All 2.5 million acres of Minnesota school trust lands are located within ceded territories with a small subset situated within tribal reservations boundaries.
History
The history of school trust lands is one of extraordinary vision on the part of this nation's founding fathers. The idea was simple: generate income from land to supplement public school funding. The original thirteen states had sovereign authority over all of the lands within their borders. This land provided a tax base for the support of education and other governmental functions. In contrast, the federal government owned vast areas of the territories that later became states. This land was immune from taxation. As a result, states created from these public lands would not have been on an "equal footing" with those of the original thirteen. Congress, therefore, made land grants to the newly admitted states in order to equalize their tax base status with that of the original thirteen.
Legislation adopted by the Continental Congress in 1785 established a framework under which states and territories reserved lands to help pay for public schools. When Minnesota became a State in 1858, the federal government granted sections 16 and 36 of every township, or their equivalent, to the state "for the use of schools". Congress later granted additional lands, entrusting Minnesota with a total of 8.1 million acres. All three federal grants are now considered school trust lands in the Minnesota Constitution.

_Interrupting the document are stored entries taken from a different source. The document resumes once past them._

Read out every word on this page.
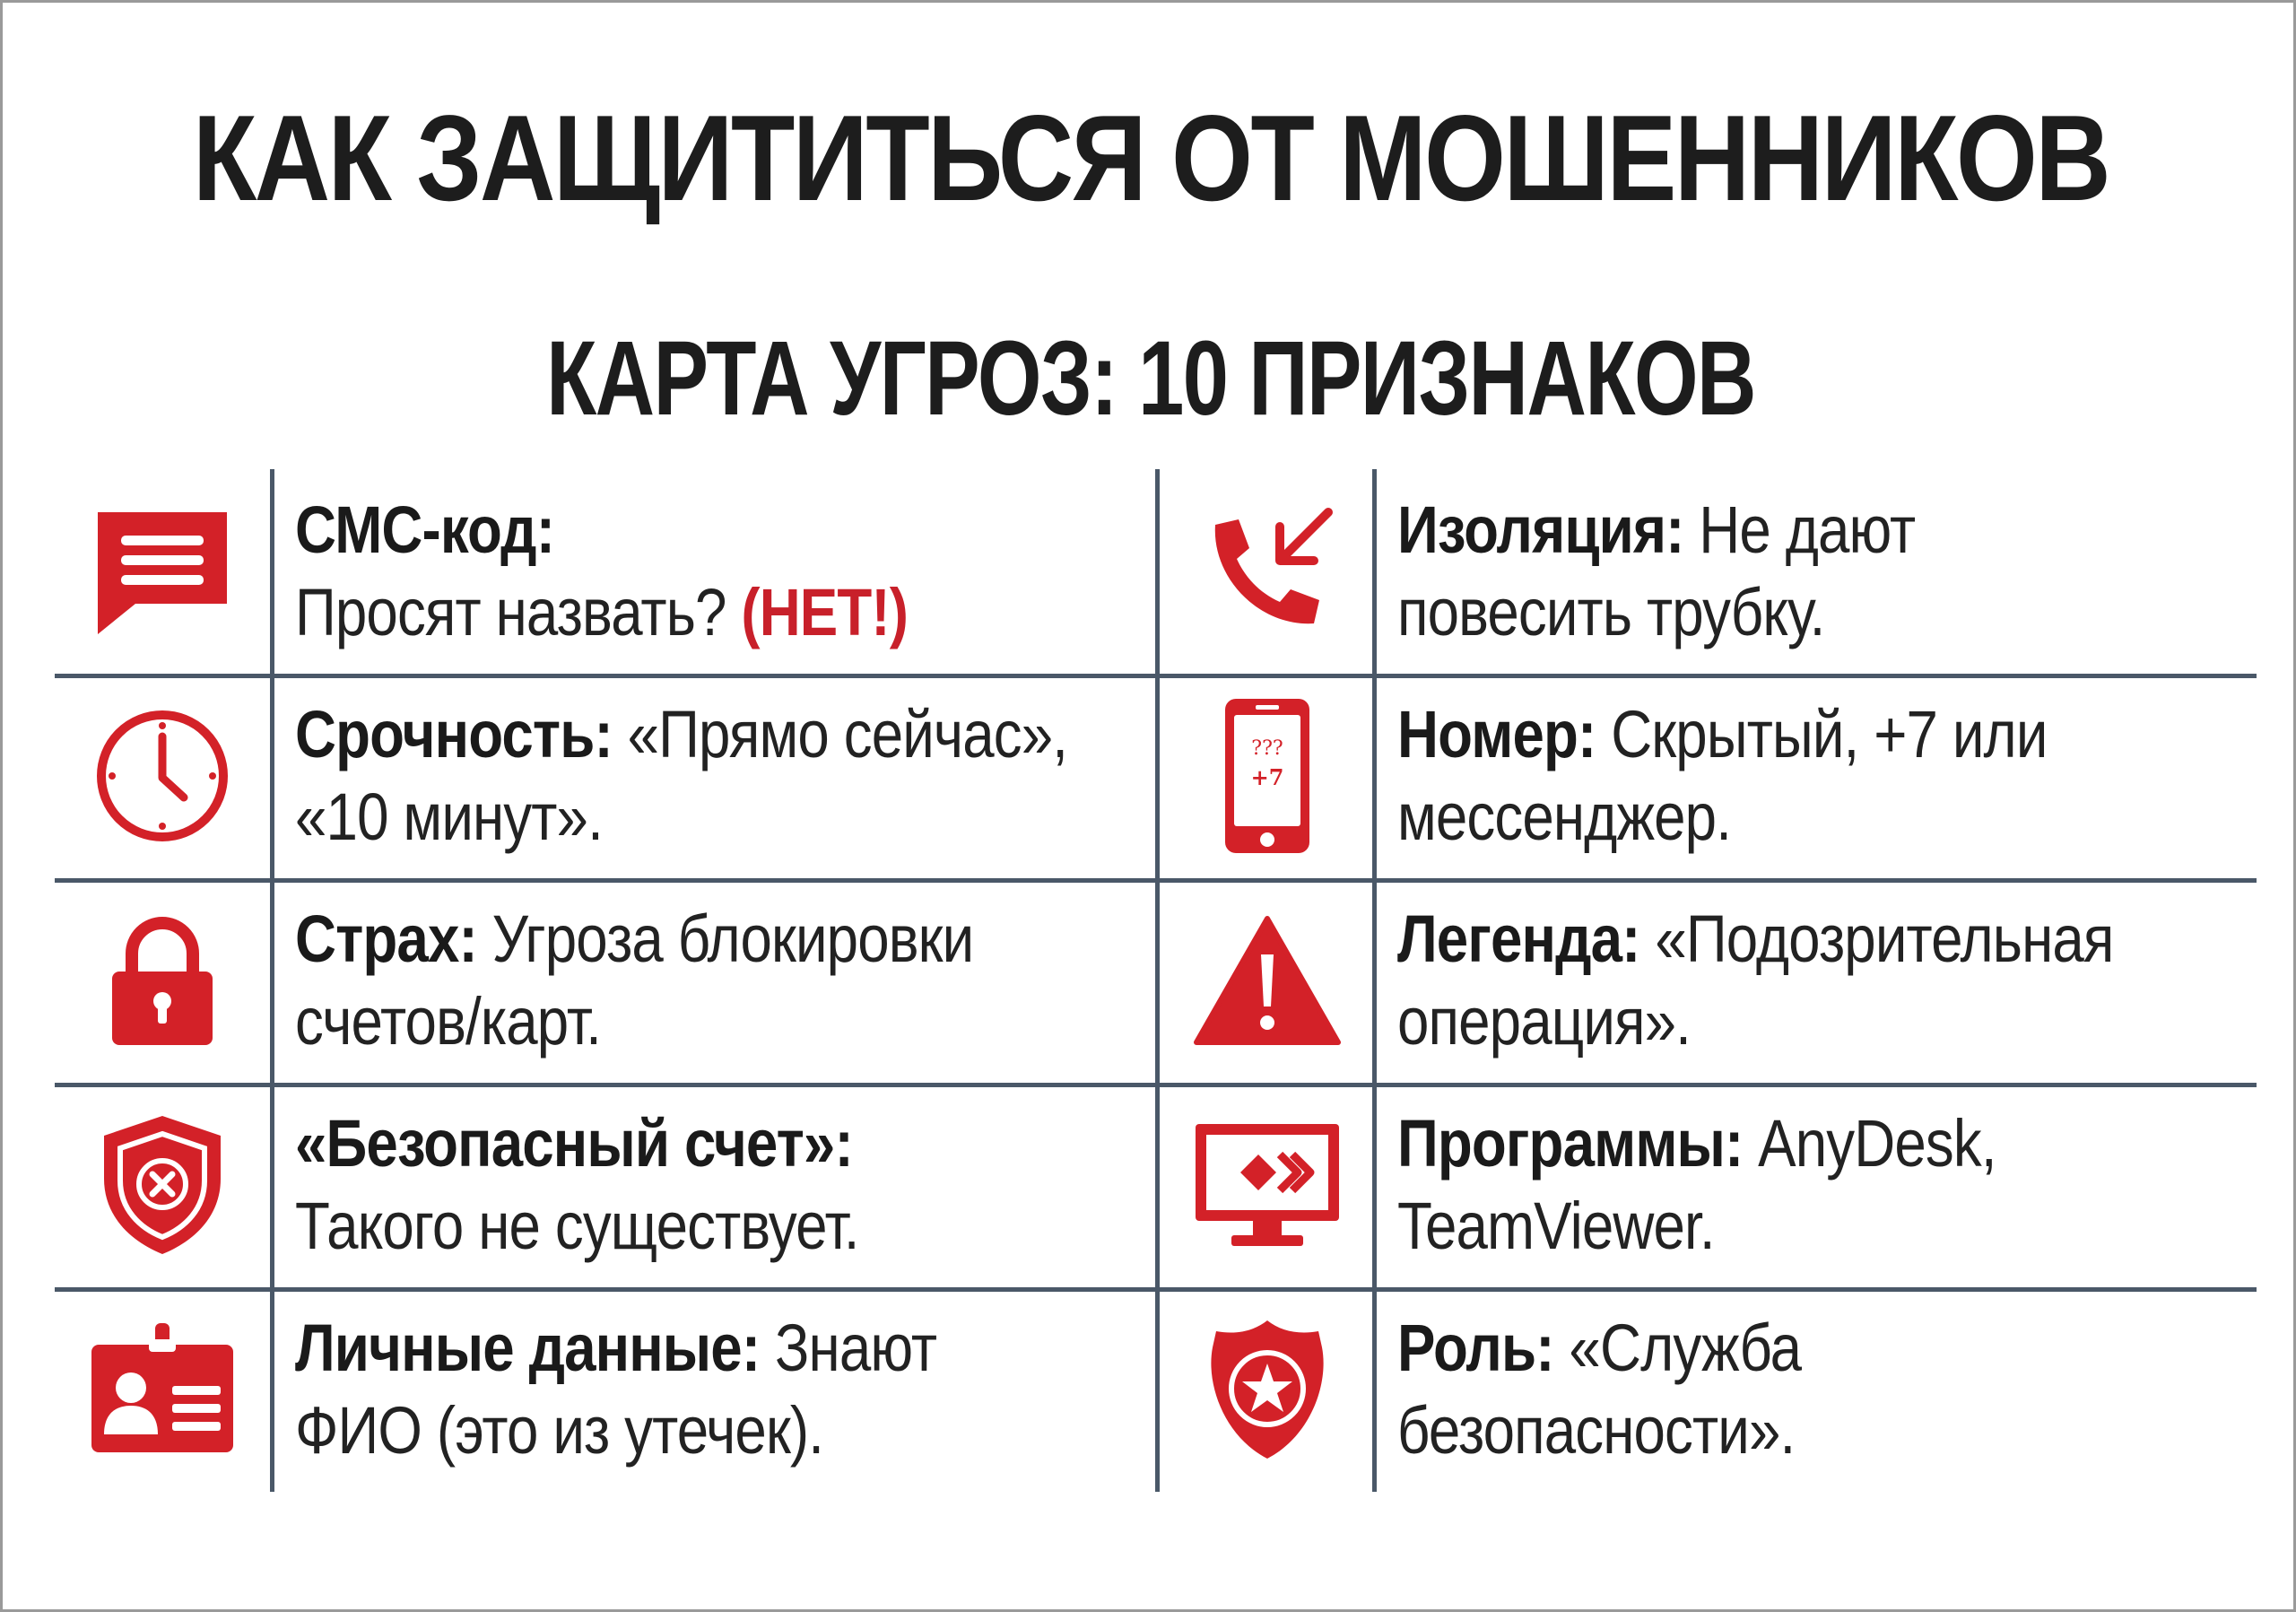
КАК ЗАЩИТИТЬСЯ ОТ МОШЕННИКОВ
КАРТА УГРОЗ: 10 ПРИЗНАКОВ
СМС-код:
Просят назвать? (НЕТ!)
Срочность: «Прямо сейчас»,
«10 минут».
Страх: Угроза блокировки
счетов/карт.
«Безопасный счет»:
Такого не существует.
Личные данные: Знают
ФИО (это из утечек).
Изоляция: Не дают
повесить трубку.
???
+7
Номер: Скрытый, +7 или
мессенджер.
Легенда: «Подозрительная
операция».
Программы: AnyDesk,
TeamViewer.
Роль: «Служба
безопасности».
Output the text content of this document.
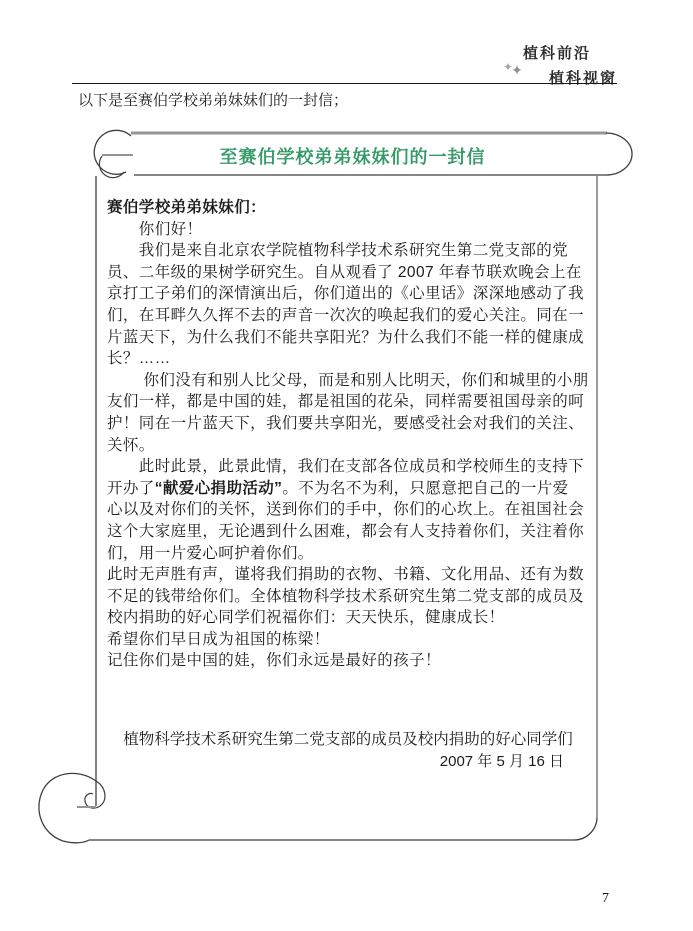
植科前沿
✦✦ 植科视窗
以下是至赛伯学校弟弟妹妹们的一封信；
至赛伯学校弟弟妹妹们的一封信
赛伯学校弟弟妹妹们：
　　你们好！
　　我们是来自北京农学院植物科学技术系研究生第二党支部的党
员、二年级的果树学研究生。自从观看了 2007 年春节联欢晚会上在
京打工子弟们的深情演出后，你们道出的《心里话》深深地感动了我
们，在耳畔久久挥不去的声音一次次的唤起我们的爱心关注。同在一
片蓝天下，为什么我们不能共享阳光？为什么我们不能一样的健康成
长？……
　　 你们没有和别人比父母，而是和别人比明天，你们和城里的小朋
友们一样，都是中国的娃，都是祖国的花朵，同样需要祖国母亲的呵
护！同在一片蓝天下，我们要共享阳光，要感受社会对我们的关注、
关怀。
　　此时此景，此景此情，我们在支部各位成员和学校师生的支持下
开办了“献爱心捐助活动”。不为名不为利，只愿意把自己的一片爱
心以及对你们的关怀，送到你们的手中，你们的心坎上。在祖国社会
这个大家庭里，无论遇到什么困难，都会有人支持着你们，关注着你
们，用一片爱心呵护着你们。
此时无声胜有声，谨将我们捐助的衣物、书籍、文化用品、还有为数
不足的钱带给你们。全体植物科学技术系研究生第二党支部的成员及
校内捐助的好心同学们祝福你们：天天快乐，健康成长！
希望你们早日成为祖国的栋梁！
记住你们是中国的娃，你们永远是最好的孩子！
植物科学技术系研究生第二党支部的成员及校内捐助的好心同学们
2007 年 5 月 16 日
7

In the late 1800s, state policy promoted selling these lands to private owners as quickly as possible. By 1900, the state sold much of the land—especially agricultural land in the southern part of the state—to private interests. In the early 1900s, state policy began to shift toward acknowledgment that public ownership and management of school trust lands were in the best long-term interest of generating revenue for public schools, and the Minnesota Legislature modified its school trust lands management policy by placing a number of restrictions on how the state would manage its remaining school trust acreage. Since the turn of the 20th century, the state has managed school trust lands under the policy of “selective retention” of lands, with various laws requiring reserving them for their future economic potential, and to retain them in public ownership.
Since 1861, several state entities have managed Minnesota’s school trust lands, including the State Board of Commissioners of School Lands (1861), the State Land Office (1862-1931), and the Department of Conservation (1931-1969). In 1969, the Legislature reorganized the Department of Conservation into the Department of Natural Resources, where management of school trust lands remains today.